2019年2月2日土曜日

『アルハイラト・ジャンビア』第2章_8

 カーラム暦979年、アジャール軍とベイ軍の三度目の衝突が起こった。その少し前にアジャリアはエルザフをアラーの街に派遣し、これを手中に収めている。ハイルの街のタラール・デアイエを倒し、ネフド砂漠をさら北上出来るようになったアジャリアは、行き当たったジャウフを攻略せず、北東に回ってアラーの街を取りに行った。
「サラディンが来れば必ずジャウフ辺りでぶつかる事になるだろう」
 そう踏んだアジャリアは、ジャウフ攻略以前に確実な足場として、アラーの街を落とす事とし、エルザフを太守を任せ、砦の強化を指示した。仮にジャウフの街を先に落としても、すぐに敵に奪取されれば戦略的に意味を成さないからである。

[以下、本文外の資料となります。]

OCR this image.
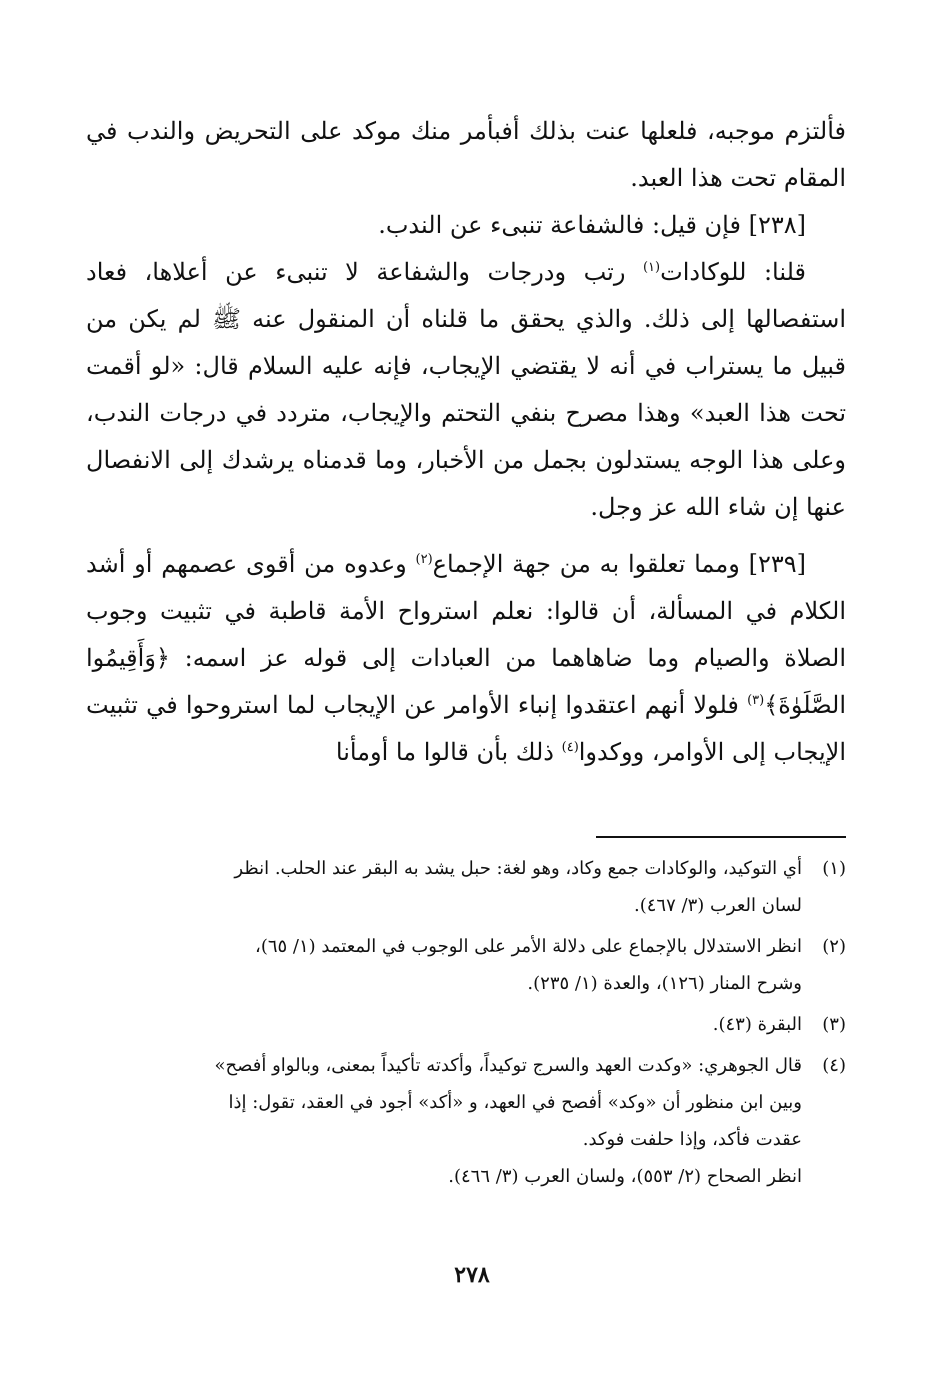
فألتزم موجبه، فلعلها عنت بذلك أفبأمر منك موكد على التحريض والندب في المقام تحت هذا العبد.

[٢٣٨] فإن قيل: فالشفاعة تنبىء عن الندب.

قلنا: للوكادات$^{(١)}$ رتب ودرجات والشفاعة لا تنبىء عن أعلاها، فعاد استفصالها إلى ذلك. والذي يحقق ما قلناه أن المنقول عنه ﷺ لم يكن من قبيل ما يستراب في أنه لا يقتضي الإيجاب، فإنه عليه السلام قال: «لو أقمت تحت هذا العبد» وهذا مصرح بنفي التحتم والإيجاب، متردد في درجات الندب، وعلى هذا الوجه يستدلون بجمل من الأخبار، وما قدمناه يرشدك إلى الانفصال عنها إن شاء الله عز وجل.

[٢٣٩] ومما تعلقوا به من جهة الإجماع$^{(٢)}$ وعدوه من أقوى عصمهم أو أشد الكلام في المسألة، أن قالوا: نعلم استرواح الأمة قاطبة في تثبيت وجوب الصلاة والصيام وما ضاهاهما من العبادات إلى قوله عز اسمه: ﴿وَأَقِيمُوا الصَّلَوٰةَ﴾$^{(٣)}$ فلولا أنهم اعتقدوا إنباء الأوامر عن الإيجاب لما استروحوا في تثبيت الإيجاب إلى الأوامر، ووكدوا$^{(٤)}$ ذلك بأن قالوا ما أومأنا

(١)
أي التوكيد، والوكادات جمع وكاد، وهو لغة: حبل يشد به البقر عند الحلب. انظر
لسان العرب (٣/ ٤٦٧).
(٢)
انظر الاستدلال بالإجماع على دلالة الأمر على الوجوب في المعتمد (١/ ٦٥)،
وشرح المنار (١٢٦)، والعدة (١/ ٢٣٥).
(٣)
البقرة (٤٣).
(٤)
قال الجوهري: «وكدت العهد والسرج توكيداً، وأكدته تأكيداً بمعنى، وبالواو أفصح»
وبين ابن منظور أن «وكد» أفصح في العهد، و «أكد» أجود في العقد، تقول: إذا
عقدت فأكد، وإذا حلفت فوكد.
انظر الصحاح (٢/ ٥٥٣)، ولسان العرب (٣/ ٤٦٦).
٢٧٨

 アラーの街はアルアラー、アルアルとも呼ばれる。広大な石灰岩の平原の中心にあるこの地域の土は比較的肥沃で、春に咲いた植物は夏頃には、駱駝ジャマルハルーフなどの放牧された家畜を養う飼料として利用出来るようになる。年間を通して降水量は少なく、風が吹く事も稀ではあるが、意外にも数年に一度雪が降る事は見逃せない。

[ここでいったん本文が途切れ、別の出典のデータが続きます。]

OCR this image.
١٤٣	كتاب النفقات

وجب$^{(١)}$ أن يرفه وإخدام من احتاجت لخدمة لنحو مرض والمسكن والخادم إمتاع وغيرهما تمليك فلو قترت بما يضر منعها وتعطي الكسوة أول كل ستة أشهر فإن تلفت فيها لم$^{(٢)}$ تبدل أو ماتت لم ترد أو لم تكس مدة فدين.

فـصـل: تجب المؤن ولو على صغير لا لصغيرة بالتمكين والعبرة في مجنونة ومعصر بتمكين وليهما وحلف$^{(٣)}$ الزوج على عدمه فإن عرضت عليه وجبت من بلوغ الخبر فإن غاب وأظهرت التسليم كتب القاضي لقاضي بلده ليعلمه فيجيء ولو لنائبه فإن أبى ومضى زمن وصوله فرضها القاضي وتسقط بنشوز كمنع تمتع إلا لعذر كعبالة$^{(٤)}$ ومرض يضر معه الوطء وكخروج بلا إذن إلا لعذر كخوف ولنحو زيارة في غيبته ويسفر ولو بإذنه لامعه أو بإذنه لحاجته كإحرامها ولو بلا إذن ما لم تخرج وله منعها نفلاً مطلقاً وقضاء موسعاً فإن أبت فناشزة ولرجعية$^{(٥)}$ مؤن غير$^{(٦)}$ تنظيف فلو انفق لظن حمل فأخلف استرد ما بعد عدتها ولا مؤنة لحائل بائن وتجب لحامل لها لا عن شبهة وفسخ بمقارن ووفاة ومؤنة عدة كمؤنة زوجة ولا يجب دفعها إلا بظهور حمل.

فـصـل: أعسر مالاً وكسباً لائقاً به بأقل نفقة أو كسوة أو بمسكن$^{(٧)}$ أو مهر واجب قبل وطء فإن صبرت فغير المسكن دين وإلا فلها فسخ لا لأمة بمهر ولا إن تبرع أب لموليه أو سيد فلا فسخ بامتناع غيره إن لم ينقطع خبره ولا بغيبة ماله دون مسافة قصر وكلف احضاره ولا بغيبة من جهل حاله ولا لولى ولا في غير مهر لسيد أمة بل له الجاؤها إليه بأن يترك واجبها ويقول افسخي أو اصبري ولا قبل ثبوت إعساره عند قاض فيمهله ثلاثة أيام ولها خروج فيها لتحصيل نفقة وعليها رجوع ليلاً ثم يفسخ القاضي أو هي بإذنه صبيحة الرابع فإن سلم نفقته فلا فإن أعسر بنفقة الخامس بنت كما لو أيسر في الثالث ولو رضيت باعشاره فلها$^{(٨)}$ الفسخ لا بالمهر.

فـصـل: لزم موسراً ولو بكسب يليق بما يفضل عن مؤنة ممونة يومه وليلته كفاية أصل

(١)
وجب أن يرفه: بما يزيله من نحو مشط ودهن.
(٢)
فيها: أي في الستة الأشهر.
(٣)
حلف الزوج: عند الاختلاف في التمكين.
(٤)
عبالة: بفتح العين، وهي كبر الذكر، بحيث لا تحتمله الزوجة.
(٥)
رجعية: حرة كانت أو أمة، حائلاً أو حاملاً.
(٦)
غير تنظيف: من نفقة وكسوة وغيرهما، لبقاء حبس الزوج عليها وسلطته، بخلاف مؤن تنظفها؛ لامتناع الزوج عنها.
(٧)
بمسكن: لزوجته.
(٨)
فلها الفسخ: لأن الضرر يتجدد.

 アジャリアが一時見送ったジャウフからは北東に位置し、一週間もあれば往復出来る距離である。アラーの街は来るべきベイ軍との戦いを見越して要所ジャウフを押さえるのに適した場所である上、北東に延びる道の延長上にはバグダードがあり、これも要所である。

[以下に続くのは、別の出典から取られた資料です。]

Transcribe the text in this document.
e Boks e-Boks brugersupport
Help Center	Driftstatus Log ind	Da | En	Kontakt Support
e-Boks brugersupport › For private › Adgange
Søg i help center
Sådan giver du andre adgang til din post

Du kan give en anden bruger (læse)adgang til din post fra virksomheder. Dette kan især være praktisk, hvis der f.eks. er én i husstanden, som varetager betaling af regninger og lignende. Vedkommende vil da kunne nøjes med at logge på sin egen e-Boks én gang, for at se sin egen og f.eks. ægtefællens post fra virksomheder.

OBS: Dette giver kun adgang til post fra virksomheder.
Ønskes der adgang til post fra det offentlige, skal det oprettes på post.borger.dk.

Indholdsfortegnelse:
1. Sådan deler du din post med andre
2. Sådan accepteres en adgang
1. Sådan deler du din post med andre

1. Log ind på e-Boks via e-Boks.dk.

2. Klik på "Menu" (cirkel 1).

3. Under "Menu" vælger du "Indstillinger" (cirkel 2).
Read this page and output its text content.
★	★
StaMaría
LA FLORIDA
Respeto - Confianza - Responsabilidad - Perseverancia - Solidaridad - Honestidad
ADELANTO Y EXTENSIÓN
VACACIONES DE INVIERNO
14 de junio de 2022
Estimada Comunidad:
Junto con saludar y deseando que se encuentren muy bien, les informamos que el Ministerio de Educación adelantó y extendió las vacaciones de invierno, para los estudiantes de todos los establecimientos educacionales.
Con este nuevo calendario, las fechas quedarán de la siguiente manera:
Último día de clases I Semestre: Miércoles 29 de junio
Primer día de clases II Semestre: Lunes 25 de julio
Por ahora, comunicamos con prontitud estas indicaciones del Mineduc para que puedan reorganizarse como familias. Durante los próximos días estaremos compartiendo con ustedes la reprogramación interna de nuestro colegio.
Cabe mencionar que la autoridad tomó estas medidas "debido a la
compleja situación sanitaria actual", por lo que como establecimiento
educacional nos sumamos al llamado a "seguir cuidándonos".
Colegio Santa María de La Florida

 戦いにおけるアラーの重要性を感じ取ったアジャリアには、今のアラーは城邑アルムドゥヌとしては物足りなく感じた。アラーには病院もあり集落としての完成度は低くは無かったが、周囲に城壁を設けておらず、隙間の広い柵で街の外縁を囲っているだけである。人口も少ない。
 ここに本格的な砦を作るため、アジャリアはアラー獲得に功績のあったエルザフ・シルバをそのまま太守に任じて、城を造るように命じた。
「街といっても砦に関しては、ここに一から城邑アルムドゥヌを築くようなものだ。城邑アルムドゥヌといえば……ズヴィアド・シェワルナゼ殿か」
 エルザフは、早速ズヴィアドを呼んで城邑アルムドゥヌ建設を相談した。
「アジャリア様よりアラーの要塞化を命じられたのですが、私はやはり城壁が鍵だと思うのですが、ズヴィアド殿意見を伺いたい」
「そうですな。城壁をかなり広くしておくのがよいでしょうな」
「アラーは大きくなりますか」
「兵が常駐して金が回るようになれば街は大きくなるでしょうな。それに、戦いが起きたときに周囲の放牧民と家畜を中に入れておく広さが要りますな」
 それまで在った柵の外側遥か遠方に新たな城壁が建ち始めた。この後何百年も経ち、郊外から古代都市遺跡が発掘されスラフファーサマク、その他の水生動物の彫刻が、砂の海の下の眠りから覚まされる事になるが、今の彼らには知る由も無い。

※ この物語はフィクションであり実在の人物団体とは一切関係ありません。